Money For Nothing? Big Payroll MLB Teams Coming Up Short In Wins Column
For the last decade in MLB, the "relationship between payroll and wins is almost nonexistent," according to Brian MacPherson of the PROVIDENCE JOURNAL. Teams that once could "acquire the game’s best players through the depth of their pocketbooks now find themselves with diminishing opportunities to spend their money in ways that will help them win games." Based on Opening Day payrolls and win totals in the last 10 years, the "correlation between a team’s payroll and its win total has plummeted." What was a "strong relationship in the mid-2000s has fallen precipitously, particularly in the last three seasons." Of the teams with the five highest payrolls, only the Dodgers would "make the playoffs if the season ended today." Five of the eight teams "now in position to make the playoffs" have payrolls ranked 15th or lower: the Orioles (15th), Brewers (16th), Mariners (18th), Royals (19th) and A's (25th). Young players now are the game’s "premium currency -- and money means little when it comes to obtaining young players" (PROVIDENCE JOURNAL, 8/26).

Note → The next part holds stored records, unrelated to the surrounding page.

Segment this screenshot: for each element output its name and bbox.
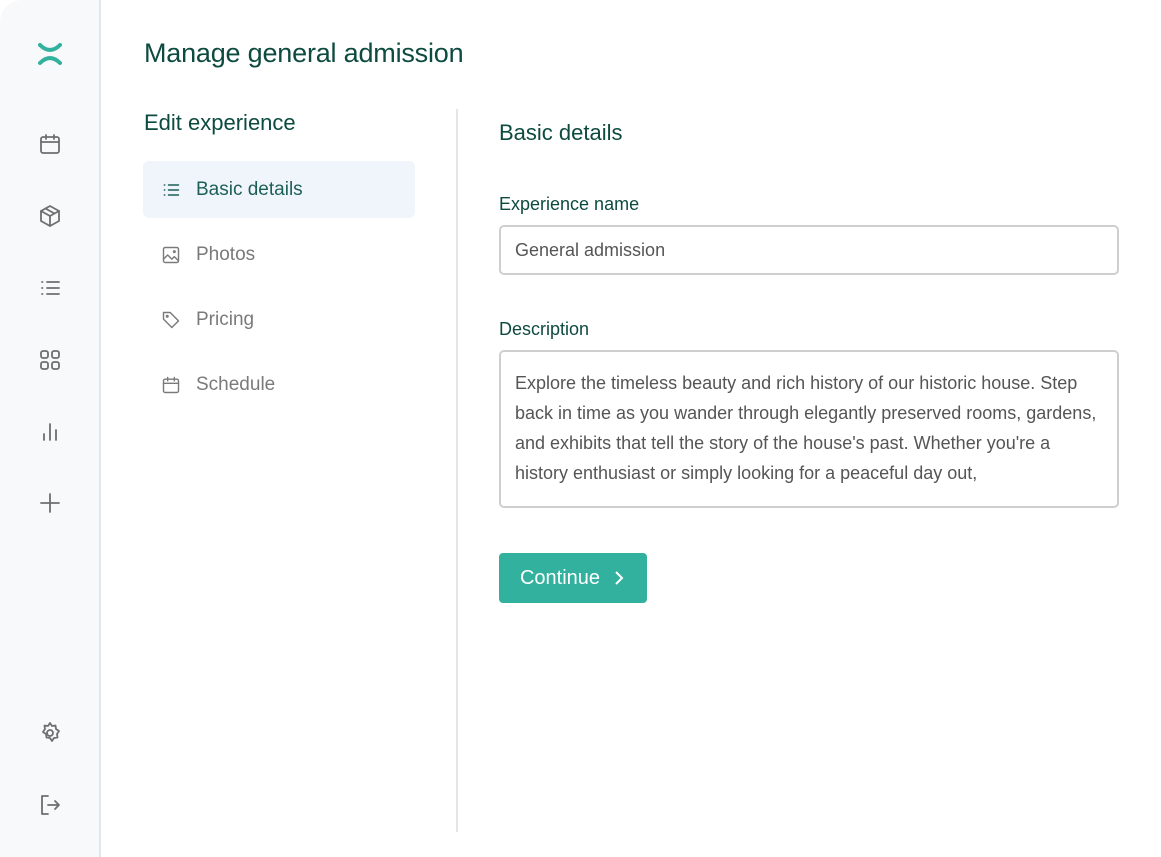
experience-name-label: Experience name xyxy=(499,194,640,214)
list-icon[interactable] xyxy=(38,276,62,300)
image-icon xyxy=(162,246,180,263)
bar-chart-icon[interactable] xyxy=(38,420,62,444)
icon-sidebar xyxy=(0,0,101,857)
subnav-item-label: Pricing xyxy=(196,308,255,330)
chevron-right-icon xyxy=(615,571,624,585)
section-title: Basic details xyxy=(499,120,623,145)
calendar-icon xyxy=(162,376,180,393)
subnav-item-label: Schedule xyxy=(196,373,276,395)
grid-icon[interactable] xyxy=(38,348,62,372)
description-label: Description xyxy=(499,319,590,339)
continue-button[interactable]: Continue xyxy=(499,553,647,603)
subnav-item-label: Basic details xyxy=(196,178,303,200)
tag-icon xyxy=(162,311,180,328)
calendar-icon[interactable] xyxy=(38,132,62,156)
page-title: Manage general admission xyxy=(144,38,464,68)
divider xyxy=(456,109,458,832)
subnav-item-photos[interactable]: Photos xyxy=(143,226,415,283)
logo-icon[interactable] xyxy=(38,42,62,66)
subnav-item-pricing[interactable]: Pricing xyxy=(143,291,415,348)
subnav: Basic details Photos Pricing Schedule xyxy=(143,161,415,421)
description-textarea[interactable]: Explore the timeless beauty and rich his… xyxy=(499,350,1119,508)
subnav-item-label: Photos xyxy=(196,243,256,265)
box-icon[interactable] xyxy=(38,204,62,228)
experience-name-input[interactable] xyxy=(499,225,1119,275)
subnav-item-basic-details[interactable]: Basic details xyxy=(143,161,415,218)
continue-label: Continue xyxy=(519,566,601,589)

THE GOOD OLD DAYS? In Philadelphia, Sam Donnellon notes MLB attendance is "down by nearly 400,000 from a year ago," and 16 of 30 teams "have experienced attendance declines." Donnellon: "I wonder whether a secret ballot of Phillies fans wouldn't produce a landslide preference for the 2007 summer, or the summer of '93, when a six-run lead wasn't enough, and a six-run deficit didn't automatically start all car engines." Donnellon: "It's not just chicks who love the long ball. We all do. Big kids, little kids, mommies and daddies all go to games hoping to see balls bouncing off and over the wall, a slugfest preferably, but a home-team blowout would be fine, too." There is "no doubt, the game is cleaner today than it was a decade ago." But it just "doesn't seem as exciting." At least for the "casual fans who move the attendance meters of major league parks" (PHILADELPHIA DAILY NEWS, 8/26).